Paralelamente, la Casa Blanca intensificó la presión diplomática en las negociaciones con Teherán. El presidente Donald Trump estableció como condición clave para avanzar en un acuerdo de paz la entrega inmediata de todas las reservas de uranio enriquecido iraní, con el propósito de trasladarlas a Estados Unidos para su destrucción. Esta demanda ha generado un bloqueo en las conversaciones, ya que el gobierno iraní rechaza transferir su material nuclear bajo esas condiciones.
La compleja situación en Oriente Medio también involucra a otros actores regionales. Trump ha promovido la firma de los Acuerdos de Abraham por parte de naciones árabes, un tratado destinado a normalizar relaciones con Israel y aislar a Irán. Sin embargo, Pakistán se ha opuesto firmemente a ligar estas negociaciones de paz con la normalización diplomática entre Israel y los países árabes, considerándola un tema independiente y no negociable dentro del proceso de tregua actual.

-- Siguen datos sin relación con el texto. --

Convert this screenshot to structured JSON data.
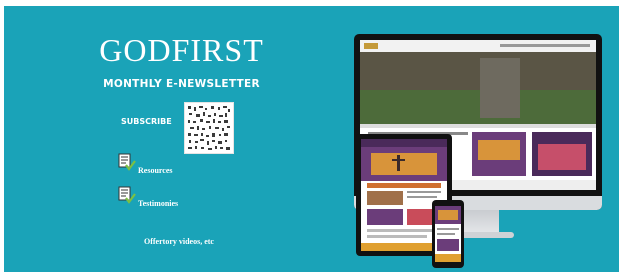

Estas dinámicas reflejan la tensión regional y la dificultad para concretar un acuerdo que detenga la escalada militar, sobre todo cuando las demandas de desarme nuclear chocan con las posiciones soberanas de Irán. A la vez, los intereses geopolíticos de diferentes países complican la articulación de un consenso amplio.
El Comando Central de Estados Unidos (CENTCOM) explicó que los ataques buscan proteger a sus fuerzas frente a amenazas que implican riesgos inmediatos, como el lanzamiento de misiles y la colocación de minas marítimas, y subrayó que no pretenden escalar el conflicto sino garantizar la seguridad en la zona.